Organised by four different universities and research centers where early-stage researchers currently work on probation issues, this workshop was conceptualised into four axes: Contemporary changes, institutional reconfigurations, mutation of rationalities and evolution of supervision forms. The first talk was made by Ludovic Jamet and Philip Milburn (France) who presented some mid-term results of a research on recent evolutions of probation practices within their institutional and professional field. Doing the fieldwork in one of the biggest probation service in France with 50 probation officers, they mainly described the daily activities of POs in a very poor and heterogeneous suburb area near Paris. It echoed the next paper dealing with German probation facing penal mutations in which I explained how POs in Germany are confronted with three core missions – control, cure and care – and why it might lead to conflict or oppositions when carrying them out. Another paper from Roxane Kaspar (France) introduced an analysis of the territorialisation process of national penal policies and its repercussion on sentence implementation in the region of Franche-Comté. Taking into account that there are around 100 probation services in France, the understanding of local particularities are very fruitful to assess probation activities. This approach was completed by Alexia Jonckheere (Belgium) who developed the approach of routine for the sake of rationalization and how far routine day-to-day work can contribute to new probation practices. Pursuing this idea, Olivier Razac, Fabien Gouriou and Grégory Salle (France) looked at the rationalities of French probation and highlighted six of them: penal, educative, social, sanitary, criminological and managerial. Concluding with regard to probation outputs, Valérie Moulin (France and Switzerland) carried out a study on French discussion groups of reoffending prevention within probation services and the gap between theory and practical adaptation, followed by Philippe Pillonel and Simon Gabaglio (Switzerland) who created and implemented their own offender evaluation tool called ‘Active Process of Risk Management and Desistance Support (PAGRED)’.

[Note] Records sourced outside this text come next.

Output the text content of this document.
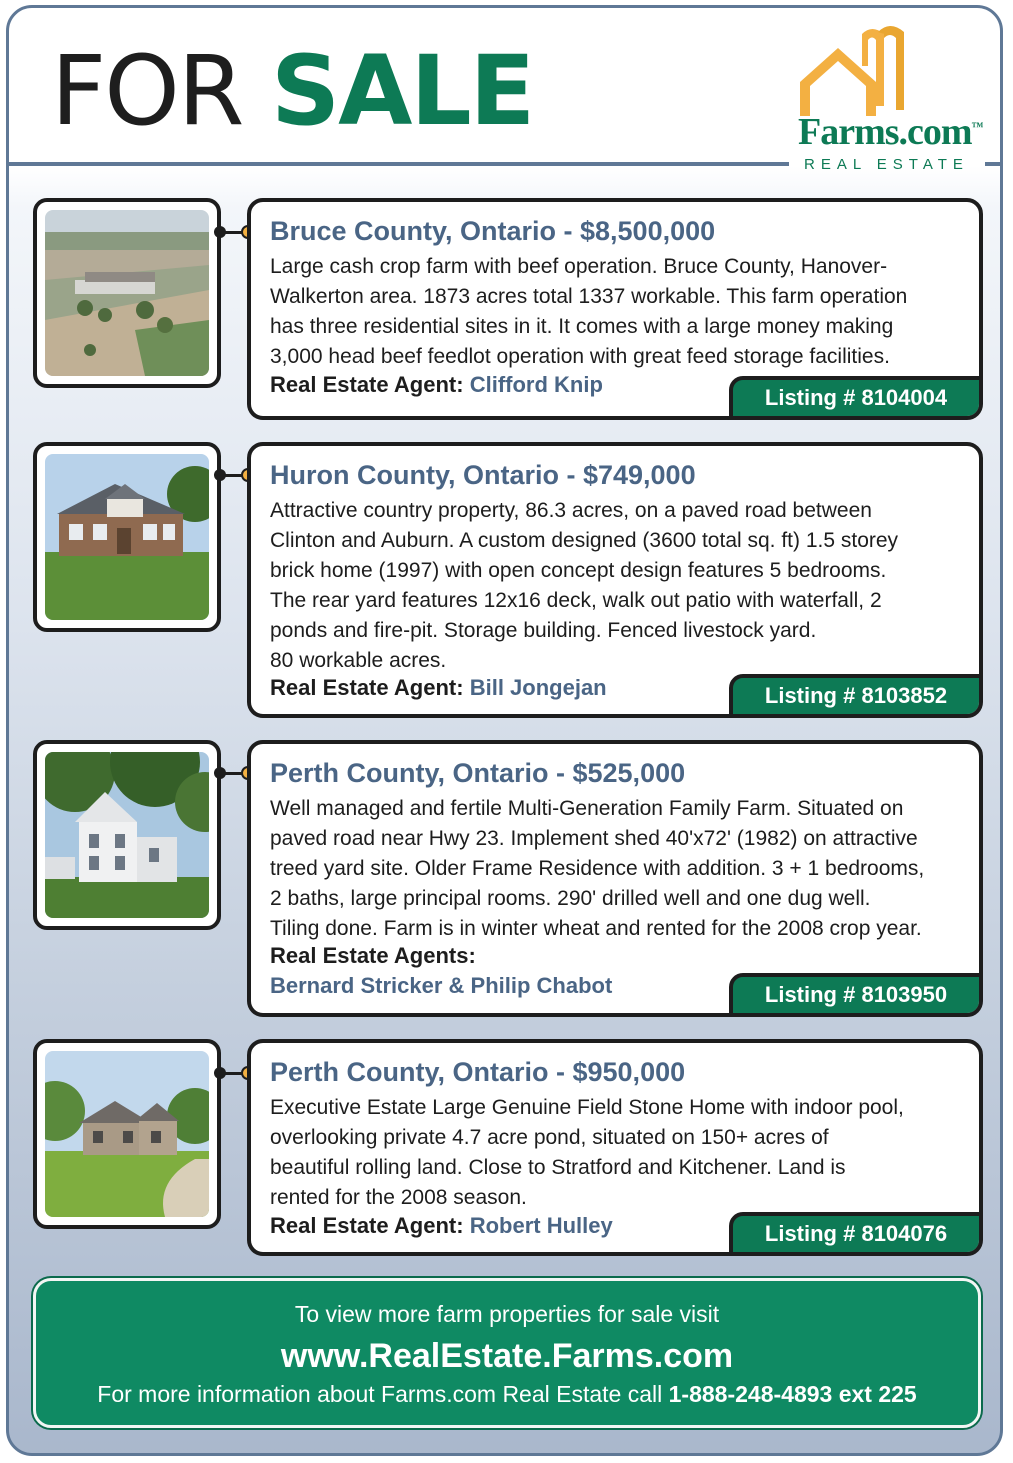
FOR SALE	Farms.com™
REAL ESTATE
Bruce County, Ontario - $8,500,000
Large cash crop farm with beef operation. Bruce County, Hanover-
Walkerton area. 1873 acres total 1337 workable. This farm operation
has three residential sites in it. It comes with a large money making
3,000 head beef feedlot operation with great feed storage facilities.
Real Estate Agent: Clifford Knip
Listing # 8104004
Huron County, Ontario - $749,000
Attractive country property, 86.3 acres, on a paved road between
Clinton and Auburn. A custom designed (3600 total sq. ft) 1.5 storey
brick home (1997) with open concept design features 5 bedrooms.
The rear yard features 12x16 deck, walk out patio with waterfall, 2
ponds and fire-pit. Storage building. Fenced livestock yard.
80 workable acres.
Real Estate Agent: Bill Jongejan	Listing # 8103852
Perth County, Ontario - $525,000
Well managed and fertile Multi-Generation Family Farm. Situated on
paved road near Hwy 23. Implement shed 40'x72' (1982) on attractive
treed yard site. Older Frame Residence with addition. 3 + 1 bedrooms,
2 baths, large principal rooms. 290' drilled well and one dug well.
Tiling done. Farm is in winter wheat and rented for the 2008 crop year.
Real Estate Agents:
Bernard Stricker & Philip Chabot	Listing # 8103950
Perth County, Ontario - $950,000
Executive Estate Large Genuine Field Stone Home with indoor pool,
overlooking private 4.7 acre pond, situated on 150+ acres of
beautiful rolling land. Close to Stratford and Kitchener. Land is
rented for the 2008 season.
Real Estate Agent: Robert Hulley	Listing # 8104076
To view more farm properties for sale visit
www.RealEstate.Farms.com
For more information about Farms.com Real Estate call 1-888-248-4893 ext 225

Focusing this blog post on France, the first remark that arises from all presentations is that, since a tragic event during which a probationer committed a murder (January 2011) and its political manipulation for electoral reasons, practical consequences in probation services are considerable: workload increased, also because even short sentences (less than three months to serve) have to be supervised, and interviews with probationers within one month after prison release (new article 741-1 code of criminal procedure) are often conducted without the files or information having been received from the prison services. The second remark is common sense, but good to keep in mind: one has to differentiate activities from POs in prison and in the community, as it is commonly said that “prisoners run after POs inside and POs run after probationers outside”. A third aspect is that the impact of New Public Management and its entrepreneurial ideology pushed to new ways of organising social work in the frame of offender supervision, introducing proceedings such as delegation of services, outsourcing, subcontracting. Finally, a clear difficulty emerged during this workshop as it appears complicated in France to provide friendly criticism on probation since many practitioners and scholars consider it as a positive concept opposed to ‘bad prisons’ – even neutral axiology becomes challenging in times of passionate penal debates.
With around 40 participants, this high-profile workshop provided European perspectives with insights from Belgium, Germany and Switzerland and enabled some first comparisons on the different practices between two jurisdictions, but also between two local services (under the same national legislation or not). Regarding its European and comparative ambition, this workshop has fully found its place between the COST Action “Offender supervision in Europe” and the coming first world congress on probation next October in London where COST members will participate a.o. as key speakers. Let’s meet there and continue the discussion!